The newspaper was to appear again, but its circulation was being cut down. One copy only would now have to serve the public. It was passed to me, and my aid with paragraphs requested. I could not regret the reduction made in the number, even though if that one copy was lost,

We knew not where was that Promethean torch That could its light relumine.

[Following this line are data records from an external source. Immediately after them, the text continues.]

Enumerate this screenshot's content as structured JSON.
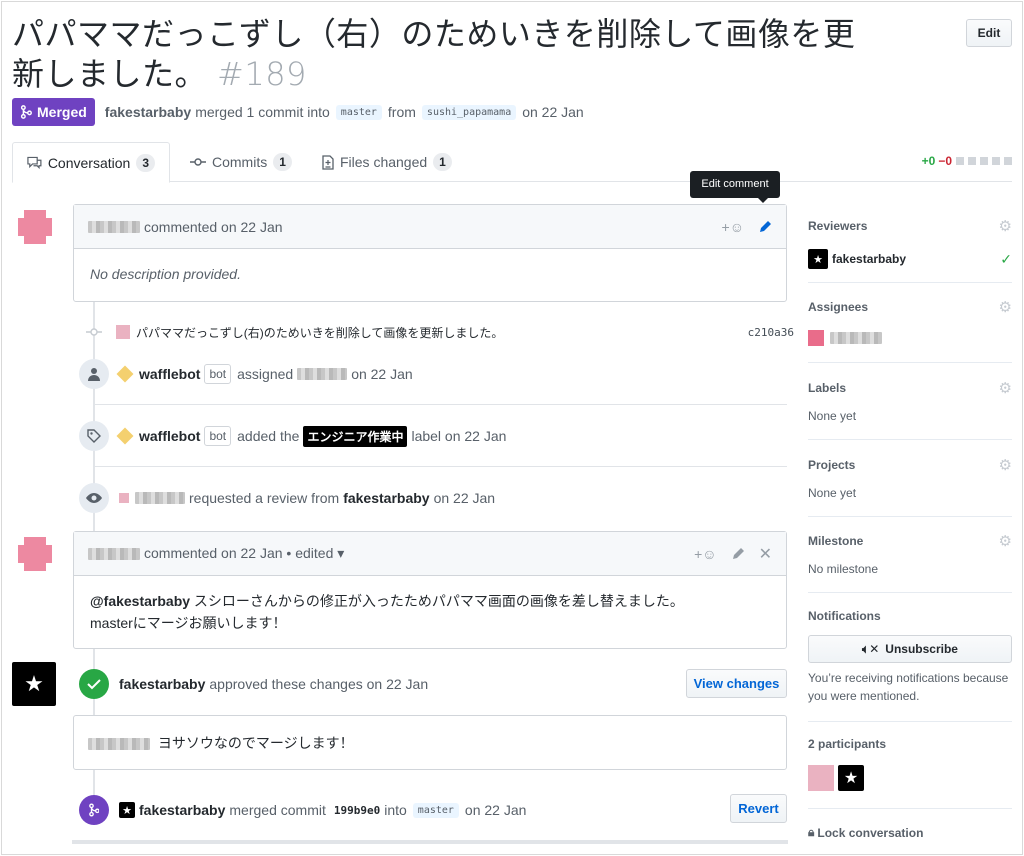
{
  "header": {
    "title": "パパママだっこずし（右）のためいきを削除して画像を更新しました。",
    "number": "#189",
    "edit_label": "Edit"
  },
  "meta": {
    "state_label": "Merged",
    "author": "fakestarbaby",
    "action_text": "merged 1 commit into",
    "base_branch": "master",
    "from_text": "from",
    "head_branch": "sushi_papamama",
    "date_text": "on 22 Jan"
  },
  "tabs": [
    {
      "label": "Conversation",
      "count": "3"
    },
    {
      "label": "Commits",
      "count": "1"
    },
    {
      "label": "Files changed",
      "count": "1"
    }
  ],
  "diffstat": {
    "additions": "+0",
    "deletions": "−0"
  },
  "tooltip": "Edit comment",
  "comment1": {
    "header_text": "commented on 22 Jan",
    "body": "No description provided."
  },
  "commit_event": {
    "message": "パパママだっこずし(右)のためいきを削除して画像を更新しました。",
    "sha": "c210a36"
  },
  "assign_event": {
    "actor": "wafflebot",
    "bot_label": "bot",
    "text_before": "assigned",
    "text_after": "on 22 Jan"
  },
  "label_event": {
    "actor": "wafflebot",
    "bot_label": "bot",
    "text_before": "added the",
    "label_name": "エンジニア作業中",
    "text_after": "label on 22 Jan"
  },
  "review_request_event": {
    "text": "requested a review from",
    "reviewer": "fakestarbaby",
    "date": "on 22 Jan"
  },
  "comment2": {
    "header_text": "commented on 22 Jan • edited ▾",
    "mention": "@fakestarbaby",
    "line1": "スシローさんからの修正が入ったためパパママ画面の画像を差し替えました。",
    "line2": "masterにマージお願いします！"
  },
  "approve_event": {
    "actor": "fakestarbaby",
    "text": "approved these changes on 22 Jan",
    "button": "View changes"
  },
  "review_comment": {
    "body": "ヨサソウなのでマージします！"
  },
  "merge_event": {
    "actor": "fakestarbaby",
    "text": "merged commit",
    "sha": "199b9e0",
    "into": "into",
    "branch": "master",
    "date": "on 22 Jan",
    "button": "Revert"
  },
  "sidebar": {
    "reviewers": {
      "heading": "Reviewers",
      "name": "fakestarbaby"
    },
    "assignees": {
      "heading": "Assignees"
    },
    "labels": {
      "heading": "Labels",
      "value": "None yet"
    },
    "projects": {
      "heading": "Projects",
      "value": "None yet"
    },
    "milestone": {
      "heading": "Milestone",
      "value": "No milestone"
    },
    "notifications": {
      "heading": "Notifications",
      "button": "Unsubscribe",
      "note": "You’re receiving notifications because you were mentioned."
    },
    "participants": {
      "heading": "2 participants"
    },
    "lock": "Lock conversation"
  },
  "icons": [
    "merge-icon",
    "comment-icon",
    "commit-icon",
    "file-diff-icon",
    "smiley-icon",
    "pencil-icon",
    "close-icon",
    "person-icon",
    "tag-icon",
    "eye-icon",
    "check-icon",
    "gear-icon",
    "mute-icon",
    "lock-icon"
  ],
  "colors": {
    "merged": "#6f42c1",
    "approved": "#28a745",
    "link": "#0366d6",
    "deletion": "#cb2431"
  }
}
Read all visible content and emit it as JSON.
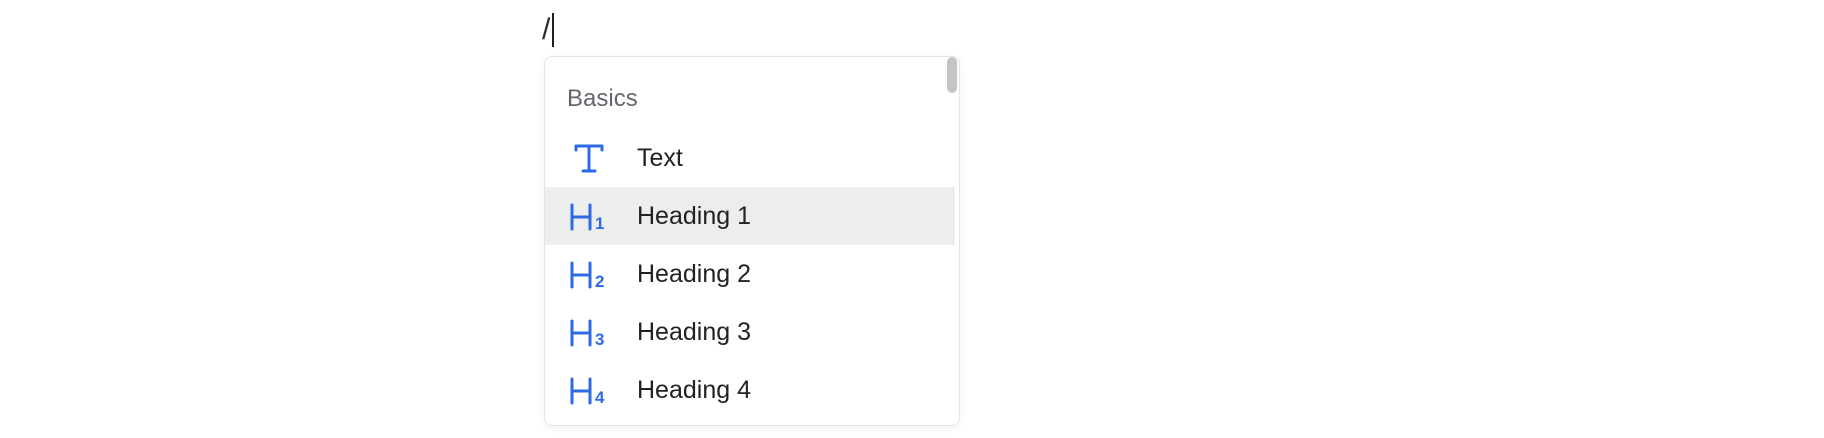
{
  "editor": {
    "typed_text": "/"
  },
  "slash_menu": {
    "section_title": "Basics",
    "accent_color": "#2f6ae5",
    "highlight_color": "#eceeee",
    "items": [
      {
        "label": "Text",
        "icon": "text-type-icon",
        "highlighted": false
      },
      {
        "label": "Heading 1",
        "icon": "heading-1-icon",
        "highlighted": true
      },
      {
        "label": "Heading 2",
        "icon": "heading-2-icon",
        "highlighted": false
      },
      {
        "label": "Heading 3",
        "icon": "heading-3-icon",
        "highlighted": false
      },
      {
        "label": "Heading 4",
        "icon": "heading-4-icon",
        "highlighted": false
      }
    ]
  }
}
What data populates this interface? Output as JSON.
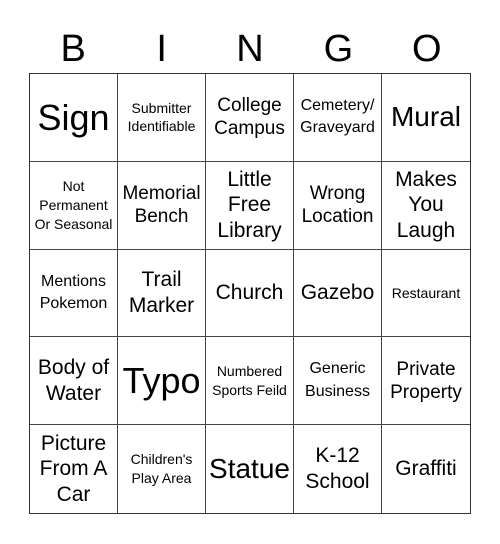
{
  "header": {
    "letters": [
      "B",
      "I",
      "N",
      "G",
      "O"
    ]
  },
  "cells": [
    [
      "Sign",
      "Submitter Identifiable",
      "College Campus",
      "Cemetery/ Graveyard",
      "Mural"
    ],
    [
      "Not Permanent Or Seasonal",
      "Memorial Bench",
      "Little Free Library",
      "Wrong Location",
      "Makes You Laugh"
    ],
    [
      "Mentions Pokemon",
      "Trail Marker",
      "Church",
      "Gazebo",
      "Restaurant"
    ],
    [
      "Body of Water",
      "Typo",
      "Numbered Sports Feild",
      "Generic Business",
      "Private Property"
    ],
    [
      "Picture From A Car",
      "Children's Play Area",
      "Statue",
      "K-12 School",
      "Graffiti"
    ]
  ]
}
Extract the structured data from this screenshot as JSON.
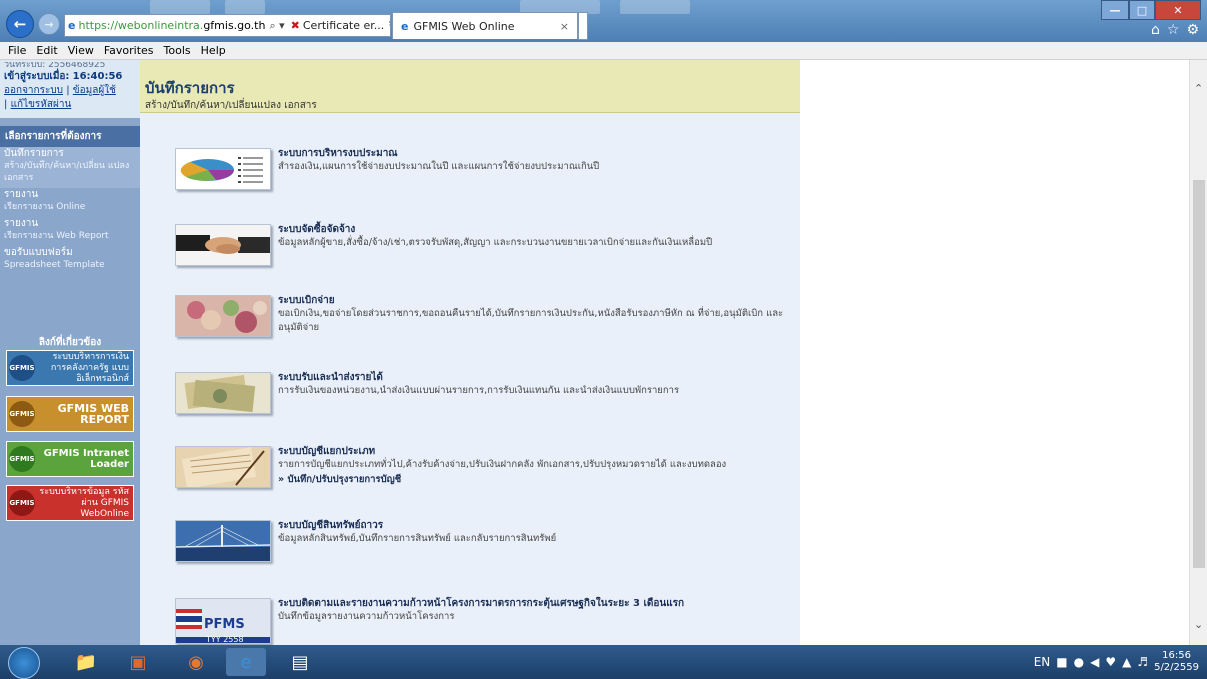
{
  "browser": {
    "address_prefix": "https://webonlineintra.",
    "address_domain": "gfmis.go.th",
    "address_controls": "⌕ ▾",
    "cert_text": "Certificate er...",
    "refresh": "↻",
    "tab_title": "GFMIS Web Online",
    "tab_close": "×"
  },
  "menubar": [
    "File",
    "Edit",
    "View",
    "Favorites",
    "Tools",
    "Help"
  ],
  "sidebar": {
    "cut_text": "วันที่ระบบ: 2556468925",
    "login_label": "เข้าสู่ระบบเมื่อ:",
    "login_time": "16:40:56",
    "link_logout": "ออกจากระบบ",
    "link_userinfo": "ข้อมูลผู้ใช้",
    "link_password": "แก้ไขรหัสผ่าน",
    "section_title": "เลือกรายการที่ต้องการ",
    "items": [
      {
        "title": "บันทึกรายการ",
        "desc": "สร้าง/บันทึก/ค้นหา/เปลี่ยน แปลง เอกสาร"
      },
      {
        "title": "รายงาน",
        "desc": "เรียกรายงาน Online"
      },
      {
        "title": "รายงาน",
        "desc": "เรียกรายงาน Web Report"
      },
      {
        "title": "ขอรับแบบฟอร์ม",
        "desc": "Spreadsheet Template"
      }
    ],
    "links_title": "ลิงก์ที่เกี่ยวข้อง",
    "banners": [
      {
        "logo": "GFMIS",
        "text": "ระบบบริหารการเงิน การคลังภาครัฐ แบบอิเล็กทรอนิกส์"
      },
      {
        "logo": "GFMIS",
        "text": "GFMIS WEB REPORT"
      },
      {
        "logo": "GFMIS",
        "text": "GFMIS Intranet Loader"
      },
      {
        "logo": "GFMIS",
        "text": "ระบบบริหารข้อมูล รหัสผ่าน GFMIS WebOnline"
      }
    ]
  },
  "main": {
    "title": "บันทึกรายการ",
    "subtitle": "สร้าง/บันทึก/ค้นหา/เปลี่ยนแปลง เอกสาร",
    "items": [
      {
        "title": "ระบบการบริหารงบประมาณ",
        "desc": "สำรองเงิน,แผนการใช้จ่ายงบประมาณในปี และแผนการใช้จ่ายงบประมาณเกินปี",
        "link": ""
      },
      {
        "title": "ระบบจัดซื้อจัดจ้าง",
        "desc": "ข้อมูลหลักผู้ขาย,สั่งซื้อ/จ้าง/เช่า,ตรวจรับพัสดุ,สัญญา และกระบวนงานขยายเวลาเบิกจ่ายและกันเงินเหลื่อมปี",
        "link": ""
      },
      {
        "title": "ระบบเบิกจ่าย",
        "desc": "ขอเบิกเงิน,ขอจ่ายโดยส่วนราชการ,ขอถอนคืนรายได้,บันทึกรายการเงินประกัน,หนังสือรับรองภาษีหัก ณ ที่จ่าย,อนุมัติเบิก และอนุมัติจ่าย",
        "link": ""
      },
      {
        "title": "ระบบรับและนำส่งรายได้",
        "desc": "การรับเงินของหน่วยงาน,นำส่งเงินแบบผ่านรายการ,การรับเงินแทนกัน และนำส่งเงินแบบพักรายการ",
        "link": ""
      },
      {
        "title": "ระบบบัญชีแยกประเภท",
        "desc": "รายการบัญชีแยกประเภททั่วไป,ค้างรับค้างจ่าย,ปรับเงินฝากคลัง พักเอกสาร,ปรับปรุงหมวดรายได้ และงบทดลอง",
        "link": "» บันทึก/ปรับปรุงรายการบัญชี"
      },
      {
        "title": "ระบบบัญชีสินทรัพย์ถาวร",
        "desc": "ข้อมูลหลักสินทรัพย์,บันทึกรายการสินทรัพย์ และกลับรายการสินทรัพย์",
        "link": ""
      },
      {
        "title": "ระบบติดตามและรายงานความก้าวหน้าโครงการมาตรการกระตุ้นเศรษฐกิจในระยะ 3 เดือนแรก",
        "desc": "บันทึกข้อมูลรายงานความก้าวหน้าโครงการ",
        "link": ""
      }
    ],
    "pfms_text": "PFMS",
    "pfms_sub": "TYY 2558"
  },
  "taskbar": {
    "lang": "EN",
    "time": "16:56",
    "date": "5/2/2559"
  },
  "icons": {
    "back": "back-arrow-icon",
    "forward": "forward-arrow-icon",
    "home": "home-icon",
    "favorites": "star-icon",
    "settings": "gear-icon"
  }
}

Bicker, the editor, instead of reviewing his admired literature in his journal, lengthened breakfast by doing so there _viva voce_. He was all for Boeotian situations, and, on occasion, his cold re-dishing was tactfully ended by a relief conversation on religion, the keynote of which was in the unironically meant remark: "He was darned religious, but he was a darned good man." I began to know a certain captain, from talk during the voyage, almost by sight; one who "went in for Sunday Schools, and put on a crown of glory as soon as he reached Wales," but once away again, it appears that "he fell."

Another matter for the columns of the _Optimist_ was obtruded upon the breakfast table. It was a conundrum:

West was the wind, and West steered we, West was the land. How could that be?

The answer, apart from such evasions as "You were entering port," was that West was the name of the helmsman. It was understood that the poem went on in this strain, but the chief's protest came in time.